Dr. Hoover said WakeMed's clinical teams use a provider-to-provider mobile communication solution from Proficient Health to ensure team members can contact the right person at the right time, even when they don't know who the right person is. 

Anne Dabrow Woods, DNP, RN, chief nurse of health learning, research and practice at Wolters Kluwer, said front-line team members are being asked to care for higher-acuity patients with less support. 

"As a result, these care providers are having to balance time spent on non-nursing work with providing direct patient care and saving lives," Dr. Dabrow Woods said. The heavier workloads have left less time for healthcare providers to focus on infection control efforts. 

"Healthcare institutions have policies in place to help prevent these infections, but it's clear that providers across [the] nation are struggling to balance their patient care responsibilities with compliance to these processes," Dr. Dabrow Woods said.

CDC data shows healthcare-associated infection rates rose significantly in 2020 after years of decline, and many kept climbing in 2021. 

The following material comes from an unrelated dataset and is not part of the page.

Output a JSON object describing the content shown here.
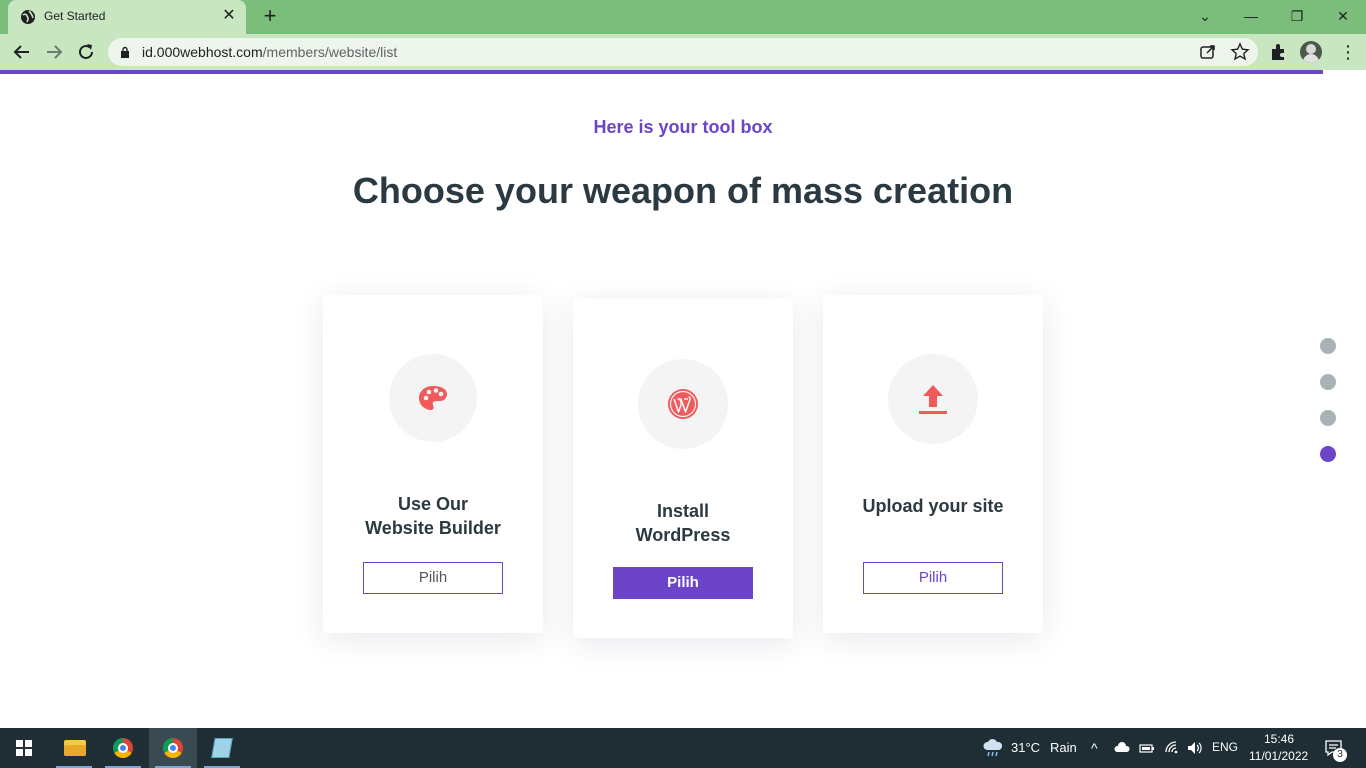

Dr. Dabrow Woods said open communication is key to supporting compliance initiatives and addressing shortages.

"Hospital leaders should set up meetings with their healthcare professionals to find out why people stay," she said. "Start proactive conversations with health workers to ensure they feel heard. Take their reviews seriously and show them their feedback matters. This may include providing a safe space to discuss areas they are struggling with, or policies that feel like they interrupt their patient care responsibilities and workflow."